Workstation hosts (uranium, tungsten) import profile-workstation and add host-specific packages. Server hosts (carbon, argon, helium-01) import profile-server.

flake inputs

input purpose
nixpkgs nixos-unstable channel
agenix secret management
copyparty file sharing service
disko declarative disk partitioning
flake-parts flake output organization
home-manager user environment management
lanzaboote UEFI secure boot
snippets shared config snippets (network map, ssh known hosts, nix settings)
secrets agenix-encrypted secrets (non-flake input)
tangled tangled.org knot server

secrets

secrets are managed with agenix in a separate repo (secrets/). see secrets/README.md for details on creating secrets and adding hosts.
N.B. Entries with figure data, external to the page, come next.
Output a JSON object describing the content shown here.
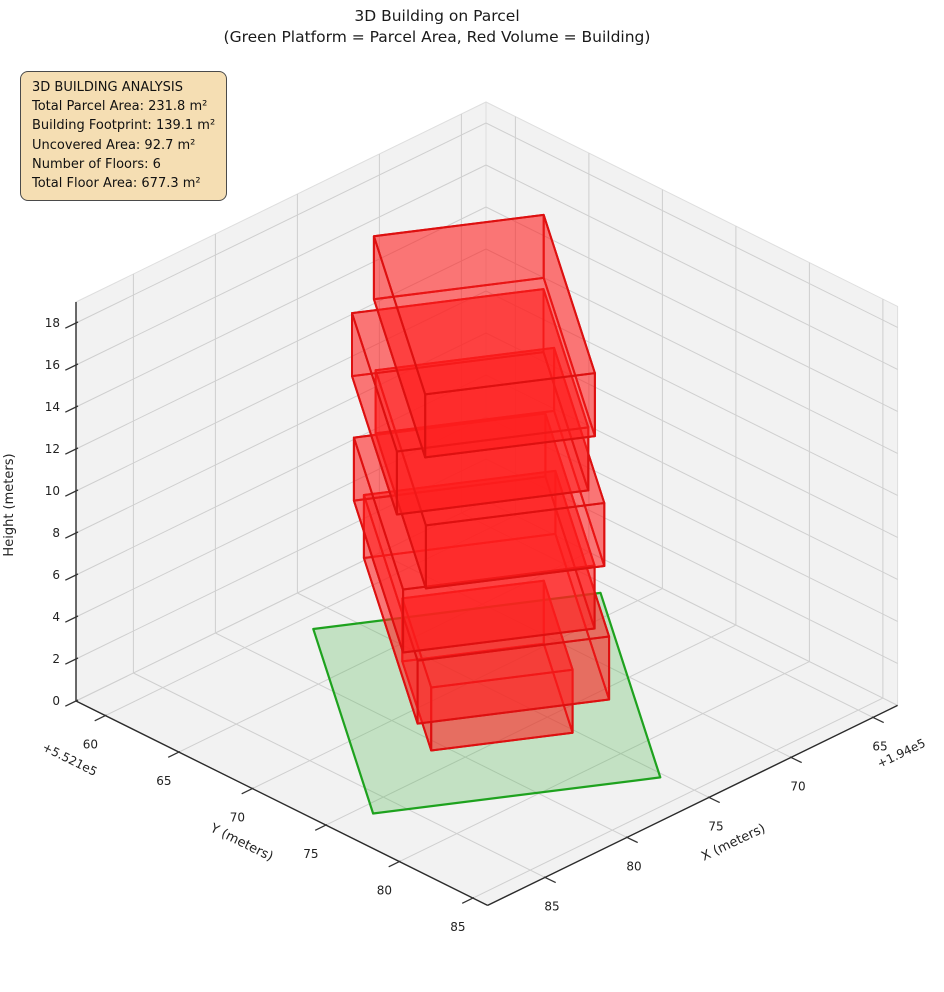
{
  "title": {
    "line1": "3D Building on Parcel",
    "line2": "(Green Platform = Parcel Area, Red Volume = Building)"
  },
  "info_box": {
    "title": "3D BUILDING ANALYSIS",
    "lines": [
      "Total Parcel Area: 231.8 m²",
      "Building Footprint: 139.1 m²",
      "Uncovered Area: 92.7 m²",
      "Number of Floors: 6",
      "Total Floor Area: 677.3 m²"
    ]
  },
  "chart_data": {
    "type": "3d-building-plot",
    "title": "3D Building on Parcel",
    "subtitle": "(Green Platform = Parcel Area, Red Volume = Building)",
    "axes": {
      "x": {
        "label": "X (meters)",
        "ticks": [
          65,
          70,
          75,
          80,
          85
        ],
        "offset_text": "+1.94e5",
        "lim": [
          63.5,
          88.5
        ]
      },
      "y": {
        "label": "Y (meters)",
        "ticks": [
          60,
          65,
          70,
          75,
          80,
          85
        ],
        "offset_text": "+5.521e5",
        "lim": [
          58,
          86
        ]
      },
      "z": {
        "label": "Height (meters)",
        "ticks": [
          0,
          2,
          4,
          6,
          8,
          10,
          12,
          14,
          16,
          18
        ],
        "lim": [
          0,
          19
        ]
      },
      "grid": true
    },
    "parcel": {
      "name": "parcel-platform",
      "area_m2": 231.8,
      "z": 0,
      "center": [
        76.0,
        72.0
      ],
      "size": [
        13.2,
        17.6
      ],
      "rotation_deg": -33
    },
    "building": {
      "footprint_m2": 139.1,
      "uncovered_m2": 92.7,
      "num_floors": 6,
      "total_floor_area_m2": 677.3,
      "floor_height_m": 3,
      "rotation_deg": -33,
      "floors": [
        {
          "floor": 1,
          "z0": 0,
          "z1": 3,
          "center": [
            75.6,
            71.6
          ],
          "size": [
            6.5,
            8.5
          ]
        },
        {
          "floor": 2,
          "z0": 3,
          "z1": 6,
          "center": [
            75.3,
            71.2
          ],
          "size": [
            8.8,
            15.8
          ]
        },
        {
          "floor": 3,
          "z0": 6,
          "z1": 9,
          "center": [
            75.6,
            70.7
          ],
          "size": [
            8.8,
            14.5
          ]
        },
        {
          "floor": 4,
          "z0": 9,
          "z1": 12,
          "center": [
            75.0,
            71.1
          ],
          "size": [
            8.2,
            14.8
          ]
        },
        {
          "floor": 5,
          "z0": 12,
          "z1": 15,
          "center": [
            75.4,
            70.2
          ],
          "size": [
            8.8,
            13.2
          ]
        },
        {
          "floor": 6,
          "z0": 15,
          "z1": 18,
          "center": [
            74.8,
            70.5
          ],
          "size": [
            7.8,
            15.1
          ]
        }
      ]
    },
    "colors": {
      "building_edge": "#dd1010",
      "building_face": "rgba(255,30,30,0.36)",
      "parcel_edge": "#1ea21e",
      "parcel_face": "rgba(70,180,70,0.27)",
      "info_box_bg": "#f5deb3",
      "pane": "#f2f2f2",
      "grid_line": "#cfcfcf",
      "axis_line": "#2b2b2b",
      "tick_text": "#222222"
    }
  }
}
each host has a secrets.nix that declares which age-encrypted secrets it needs:

{ self, ... }:
{
  age.secrets = {
    tailscaleAuthKey.file = "${self.inputs.secrets}/tailscale/auth.age";
  };
}

services overview

carbon (remote)

service description
caddy reverse proxy with automatic TLS for all *.mischief.town subdomains
forgejo git forge (git.mischief.town)
forgejo-runner CI runners (3 docker + 2 native)
glance dashboard (home.mischief.town)
PDS bluesky personal data server
tangled-knot tangled.org knot server
taxborn-com personal website (www.taxborn.com)
vaultwarden password manager (vw.mischief.town)
minecraft mavs server on 25565

argon (remote)

service description
caddy reverse proxy
forgejo-runner CI runners (3 docker + 2 native)
hash-haus hash-haus service
minecraft tbd server on 25565

helium-01 (homestead)

service description
caddy local reverse proxy
copyparty file sharing
grafana monitoring dashboards with prometheus (scrapes all 5 hosts)
loki log aggregation (scraped via fluent-bit on every host)
smartctl-exporter disk health metrics for the backup drive
immich photo management
paperless document management
forgejo-runner CI runners (3 docker + 2 native)
borg server backup target for every other host

all hosts

service description
borgbackup daily encrypted backups to rsync.net and helium-01
tailscale mesh VPN
node-exporter prometheus metrics
openssh remote access

usage

commands are run from the nix-infra root via just:

command description
just update rebuild and switch the local NixOS system
just deploy <host> deploy to a remote host (e.g. just deploy carbon)
just deploy-website restart the website container on carbon
just clean remove all old nix generations

acknowledgements

heavily derived from Aly Raffauf's configuration.